Pouvoir disparaître totalement ou partiellement du Net, effacer des données gênantes ou compromettantes. Pouvoir s’offrir une deuxième vie en ligne. Est-ce possible ? Peut-être, mais ce n’est pas facile.

« Il y a 17 ans, moins de 1 % des Européens utilisaient Internet. Aujourd’hui, une quantité colossale de données personnelles sont transférées et échangées (…) à travers le monde en quelques fractions de seconde ». C’est ainsi que Viviane Reding, Commissaire européenne à la Justice, a introduit, le 25 janvier dernier, sa réforme de la directive de 1995 sur la protection des données personnelles. Au cœur de cette de réforme, le « droit à l’oubli numérique ». Une formule presque poétique pour indiquer que chaque personne a le droit de pouvoir contrôler et supprimer toutes les informations la concernant. Qu’il s’agisse d’un profil sur Facebook, Google, Twitter, ou de propos tenus en ligne.

Pas une zone de non-droit

« Le Web est une formidable mémoire », a-t-on l’habitude de dire. Une plateforme technologique qui garde tout en mémoire, même quand on voudrait oublier, même quand la justice des hommes a blanchi ou que la peine a été purgée. Mais pour autant, ce n’est pas une zone de non-droit, comme on le pense parfois. Eric Barbry, avocat spécialiste des nouvelles technologies, au sein du cabinet Bensoussan, rappelle que le droit à l’oubli figure dans la loi Informatique et liberté, de janvier 1978.
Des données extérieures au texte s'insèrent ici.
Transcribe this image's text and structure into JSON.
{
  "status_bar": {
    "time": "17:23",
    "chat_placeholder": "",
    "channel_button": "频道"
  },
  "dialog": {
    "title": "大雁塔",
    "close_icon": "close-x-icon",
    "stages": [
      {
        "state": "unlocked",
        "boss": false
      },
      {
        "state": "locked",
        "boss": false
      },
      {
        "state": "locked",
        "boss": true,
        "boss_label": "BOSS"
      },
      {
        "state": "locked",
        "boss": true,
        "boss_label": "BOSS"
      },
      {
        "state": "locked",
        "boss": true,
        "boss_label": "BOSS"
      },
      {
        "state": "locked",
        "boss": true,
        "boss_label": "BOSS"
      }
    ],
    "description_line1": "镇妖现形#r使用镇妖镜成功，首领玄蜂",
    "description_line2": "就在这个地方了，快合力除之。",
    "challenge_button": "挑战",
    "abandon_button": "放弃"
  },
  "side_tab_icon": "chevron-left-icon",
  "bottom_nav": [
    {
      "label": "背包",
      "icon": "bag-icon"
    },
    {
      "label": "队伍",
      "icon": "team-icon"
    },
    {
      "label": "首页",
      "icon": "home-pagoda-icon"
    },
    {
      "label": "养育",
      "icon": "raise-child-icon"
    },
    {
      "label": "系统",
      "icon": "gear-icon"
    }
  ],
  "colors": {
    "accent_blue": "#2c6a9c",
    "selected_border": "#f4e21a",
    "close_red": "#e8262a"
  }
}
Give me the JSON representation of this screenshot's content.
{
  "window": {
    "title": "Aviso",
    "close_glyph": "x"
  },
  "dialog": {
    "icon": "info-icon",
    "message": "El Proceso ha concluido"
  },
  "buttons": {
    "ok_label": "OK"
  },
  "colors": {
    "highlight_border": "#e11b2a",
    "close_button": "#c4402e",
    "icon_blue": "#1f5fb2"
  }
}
Il voit toutefois cette directive, qui devrait être intégrée dans notre droit national d’ici trois ans, d’un bon œil. « Il est nécessaire d’encadrer, d’imposer des standards techniques » pour permettre aux particuliers de contrôler leurs informations. Et d’ajouter : « Il faut mettre en place des modes opératoires pour éviter (que le droit numérique) reste un vœu pieu. »

Une génération sacrifiée

D’autant que dans les temps à venir, les choses risquent d’empirer avec l’arrivée sur le marché du travail d’une génération d’utilisateurs des réseaux sociaux et d’Internet « décomplexés ». « Une génération sacrifiée », pour Eric Barbry, parce que ceux qui étaient jeunes adultes à l’apparition d’Internet « n’ont pas été capables de leur expliquer les dangers d’une utilisation sans limite et sans contrôle ». Et de continuer un brin pessimiste. « Oui, ils auront des soucis, oui, ils devront nettoyer le Web. »

Un peu plus pondéré, Geoffroy Coulouvrat, responsable juridique pour la société Reputation Squad, société spécialisée dans le conseil en e-reputation, précise que « beaucoup sont conscients de certaines limites ». Mais il faudra effectivement voir ce qui se passera dans quelques années quand cette génération arrivera à des postes à responsabilités où l’e-reputation – qui se définit par tout ce qui ressort de la vie numérique de l’individu – compte vraiment. Il précise toutefois que le comportement de certains jeunes laisse entendre qu’ils semblent déjà avoir fait une croix sur certains choix de carrière… Avec ce qu’ils ont déjà mis en ligne, ils ne pourront jamais prétendre à certains postes à responsabilités.

Le droit à l’oubli irréaliste ?

Inquiétant. D’autant que, selon Eric Barbry, le « droit à l’oubli commence par la prise de conscience qu’il ne sera jamais totalement effectif ». Autrement dit, il ne sera jamais possible de contrôler totalement les données et les propos personnels qu’on a mis en ligne ou qu’un tiers a mis en ligne. Albéric Guigou, président de Reputation Squad, va même un peu plus loin. Pour lui, « le droit à l’oubli n’est souvent que temporaire. Il est relatif ». Et de préciser : « On peut faire plonger certains contenus dans les profondeurs des classements d’un moteur de recherche pendant quelques semaines ou mois, le temps d’un recrutement. Mais l’oubli pérenne est techniquement beaucoup plus difficile à obtenir. »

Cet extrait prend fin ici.